The kerfuffle also is illustrative of the problems stemming from not having an actual, written-down constitution to which anyone—government official (judge, member of the Knesset, Prime Minister) or private citizen—can point and say, “This is what our constitution requires,” and engage in open and transparent (to coin a phrase) debate concerning what a law or a proposed law says, rather than depending on cloistered judges’ obscure and too often limited explanations that are stripped of the reasonings and closed-chambered debates conducted as the Court arrives at its rulings.

An Opportunity to Reverse Kelo

Kelo v City of New London was a 2005 case involving our Constitution’s 5th Amendment Takings Clause: a homeowner who didn’t want to sell her home in New London, CT, to a property developer who said he needed the property to finish out the development of shopping mall. New London agreed on the developer’s representation that his mall would produce more tax revenue for the city than the homeowner’s property tax remittances. In the resulting suit, the Supreme Court decided that government has the authority to commit such a Taking and redistribution for the public purpose of increasing government’s tax revenue.  The Court said that one man’s private purpose is superior to another’s so that other must surrender his property to the one.

What the Takings Clause actually says is

…nor shall private property be taken for public use, without just compensation.

For public use, not for public purpose, and certainly not for a private enterprise’s claimed public purpose.

Now a case is developing that should end in the Supreme Court and present the Court with an opportunity to reverse that shameful ruling.

A public school district in Texas is pursuing an eminent domain process to remove a 78-year-old man from the home that his family has owned for more than a century in order to build a high school football stadium parking lot.

The 78-yr-old homeowner’s daughter, Tara Upchurch:

I want you to understand what the significance of this place is for my father. It is where he played as a child with his grandparents, where he woke up 4 a.m. to milk cows, it’s where he spent 39 years happily married to my mom, and it’s where he raised a family, and it’s a place we never thought he would leave[.]

On the other hand,

Aldine ISD is planning to build a $50 million football field and parking lot on his property and is using eminent domain options after the Upchurch family rejected an initial offer to purchase the property last year, KPRC reported. Eminent domain allows the government to acquire private property for public use.

Aldine ISD wants it, and its desire is more important than a property owner’s…ownership. Well, then. That settles it. That’s what Kelo has wrought.

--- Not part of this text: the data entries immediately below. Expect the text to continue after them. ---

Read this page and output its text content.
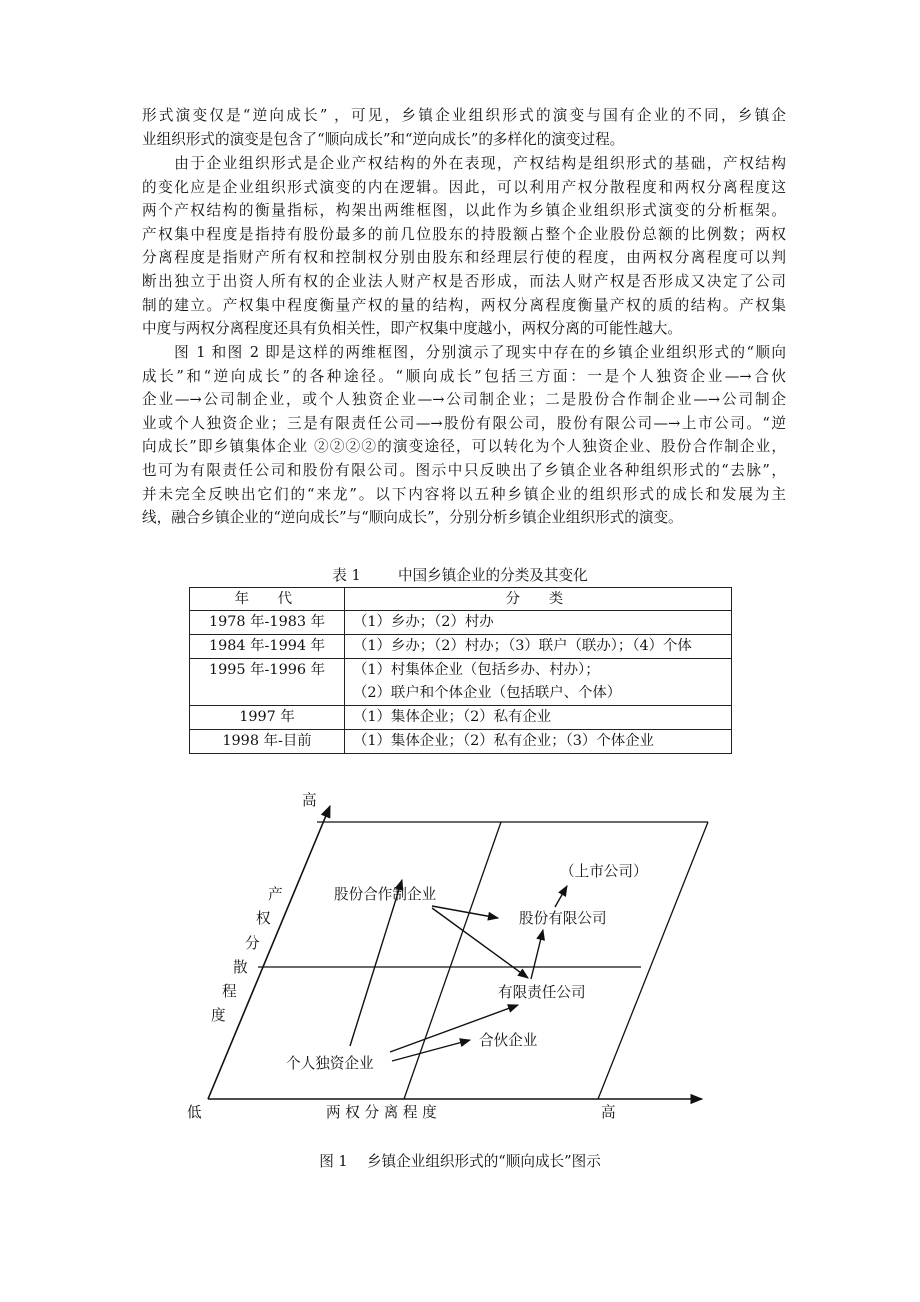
形式演变仅是“逆向成长” ，可见，乡镇企业组织形式的演变与国有企业的不同，乡镇企
业组织形式的演变是包含了“顺向成长”和“逆向成长”的多样化的演变过程。
　　由于企业组织形式是企业产权结构的外在表现，产权结构是组织形式的基础，产权结构
的变化应是企业组织形式演变的内在逻辑。因此，可以利用产权分散程度和两权分离程度这
两个产权结构的衡量指标，构架出两维框图，以此作为乡镇企业组织形式演变的分析框架。
产权集中程度是指持有股份最多的前几位股东的持股额占整个企业股份总额的比例数；两权
分离程度是指财产所有权和控制权分别由股东和经理层行使的程度，由两权分离程度可以判
断出独立于出资人所有权的企业法人财产权是否形成，而法人财产权是否形成又决定了公司
制的建立。产权集中程度衡量产权的量的结构，两权分离程度衡量产权的质的结构。产权集
中度与两权分离程度还具有负相关性，即产权集中度越小，两权分离的可能性越大。
　　图 1 和图 2 即是这样的两维框图，分别演示了现实中存在的乡镇企业组织形式的“顺向
成长”和“逆向成长”的各种途径。“顺向成长”包括三方面：一是个人独资企业—→合伙
企业—→公司制企业，或个人独资企业—→公司制企业；二是股份合作制企业—→公司制企
业或个人独资企业；三是有限责任公司—→股份有限公司，股份有限公司—→上市公司。“逆
向成长”即乡镇集体企业 ②②②②的演变途径，可以转化为个人独资企业、股份合作制企业，
也可为有限责任公司和股份有限公司。图示中只反映出了乡镇企业各种组织形式的“去脉”，
并未完全反映出它们的“来龙”。以下内容将以五种乡镇企业的组织形式的成长和发展为主
线，融合乡镇企业的“逆向成长”与“顺向成长”，分别分析乡镇企业组织形式的演变。
表 1	中国乡镇企业的分类及其变化
年　代	分　类
1978 年-1983 年	（1）乡办；（2）村办
1984 年-1994 年	（1）乡办；（2）村办；（3）联户（联办）；（4）个体
1995 年-1996 年	（1）村集体企业（包括乡办、村办）；
（2）联户和个体企业（包括联户、个体）

1997 年	（1）集体企业；（2）私有企业
1998 年-目前	（1）集体企业；（2）私有企业；（3）个体企业
高
产
权
分
散
程
度
低	两 权 分 离 程 度	高
（上市公司）
股份合作制企业
股份有限公司
有限责任公司
合伙企业
个人独资企业
图 1　 乡镇企业组织形式的“顺向成长”图示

Private property ownership isn’t actually ownership: if another private entity wants it, all that one needs to do is to persuade a government or quasi-government that its desire is greater than the original owner’s ownership, and the owner must give it up.

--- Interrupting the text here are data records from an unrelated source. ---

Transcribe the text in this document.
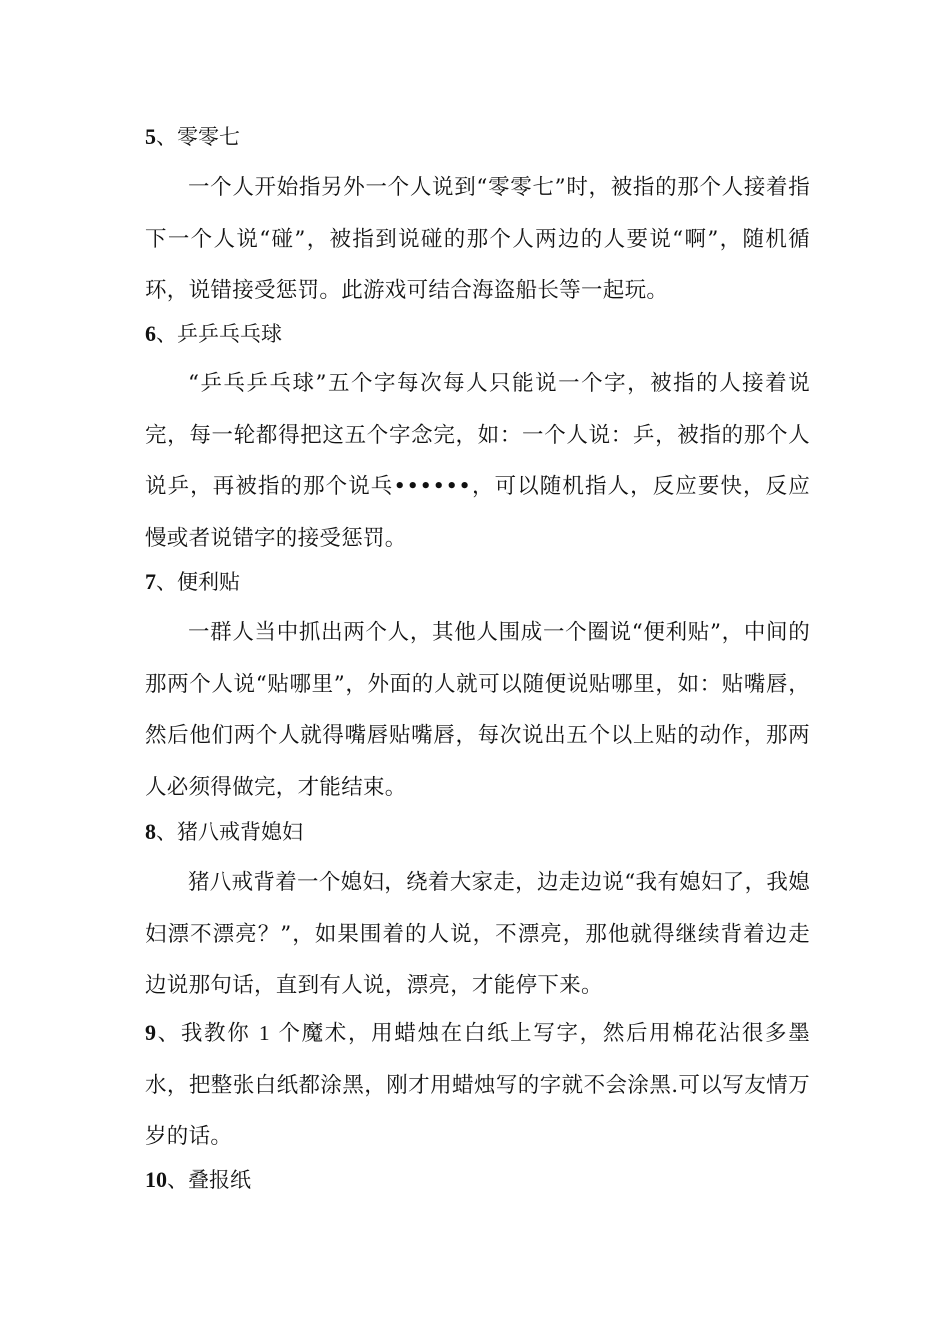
5、零零七
一个人开始指另外一个人说到“零零七”时，被指的那个人接着指下一个人说“碰”，被指到说碰的那个人两边的人要说“啊”，随机循环，说错接受惩罚。此游戏可结合海盗船长等一起玩。
6、乒乒乓乓球
“乒乓乒乓球”五个字每次每人只能说一个字，被指的人接着说完，每一轮都得把这五个字念完，如：一个人说：乒，被指的那个人说乒，再被指的那个说乓••••••，可以随机指人，反应要快，反应慢或者说错字的接受惩罚。
7、便利贴
一群人当中抓出两个人，其他人围成一个圈说“便利贴”，中间的那两个人说“贴哪里”，外面的人就可以随便说贴哪里，如：贴嘴唇，然后他们两个人就得嘴唇贴嘴唇，每次说出五个以上贴的动作，那两人必须得做完，才能结束。
8、猪八戒背媳妇
猪八戒背着一个媳妇，绕着大家走，边走边说“我有媳妇了，我媳妇漂不漂亮？”，如果围着的人说，不漂亮，那他就得继续背着边走边说那句话，直到有人说，漂亮，才能停下来。
9、我教你 1 个魔术，用蜡烛在白纸上写字，然后用棉花沾很多墨水，把整张白纸都涂黑，刚才用蜡烛写的字就不会涂黑.可以写友情万岁的话。
10、叠报纸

This is the mess that Kelo caused, and this is the mess that the Supreme Court should get an opportunity to clean up, and it should clean it up.

Government Surveillance

The French government is on the verge [a Tuesday vote as I write on Tuesday morning] of authorizing its police forces to

remotely tap into the cameras, microphones, and location services of phones and other internet-connected devices used by some criminal suspects.
The proposed law plainly stipulates that the procedure can be executed “without the knowledge or consent of its owner or possessor” but is limited to suspects involved in terrorism, organized crime, and other illegal activities punishable by five or more years in prison.

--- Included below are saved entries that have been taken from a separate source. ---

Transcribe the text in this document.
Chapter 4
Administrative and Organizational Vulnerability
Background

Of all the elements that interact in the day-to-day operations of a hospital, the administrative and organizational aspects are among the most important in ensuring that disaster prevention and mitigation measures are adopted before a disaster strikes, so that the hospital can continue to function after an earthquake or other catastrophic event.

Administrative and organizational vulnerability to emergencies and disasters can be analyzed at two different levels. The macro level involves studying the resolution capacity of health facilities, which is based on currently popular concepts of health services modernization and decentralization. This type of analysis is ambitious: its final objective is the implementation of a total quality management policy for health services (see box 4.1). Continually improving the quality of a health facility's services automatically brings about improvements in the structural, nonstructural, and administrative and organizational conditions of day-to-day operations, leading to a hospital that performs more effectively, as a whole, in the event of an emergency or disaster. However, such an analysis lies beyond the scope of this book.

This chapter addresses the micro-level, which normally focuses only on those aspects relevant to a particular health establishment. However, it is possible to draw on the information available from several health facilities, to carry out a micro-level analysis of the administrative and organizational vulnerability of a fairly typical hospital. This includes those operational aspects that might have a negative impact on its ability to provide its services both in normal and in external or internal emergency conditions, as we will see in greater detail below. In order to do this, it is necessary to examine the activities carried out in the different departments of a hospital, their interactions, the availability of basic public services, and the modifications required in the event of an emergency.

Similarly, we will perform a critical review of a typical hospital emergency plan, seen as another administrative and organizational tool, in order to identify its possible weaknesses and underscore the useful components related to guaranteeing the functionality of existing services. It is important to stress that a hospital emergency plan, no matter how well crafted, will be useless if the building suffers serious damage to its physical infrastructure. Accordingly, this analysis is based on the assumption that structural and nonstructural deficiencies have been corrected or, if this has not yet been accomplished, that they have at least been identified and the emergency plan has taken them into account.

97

Whether the French vote is up or down, imagine such a capability in the hands of a government that considers enthusiastically protesting mothers to be potential terrorists, or a government that openly worries about traditional Catholics (or traditionals of any other religion), or a government that spies into the emails of journalists and their families, or a government that already (illegally) spies on its general citizens with the tools of an intelligence organization and a secret court system.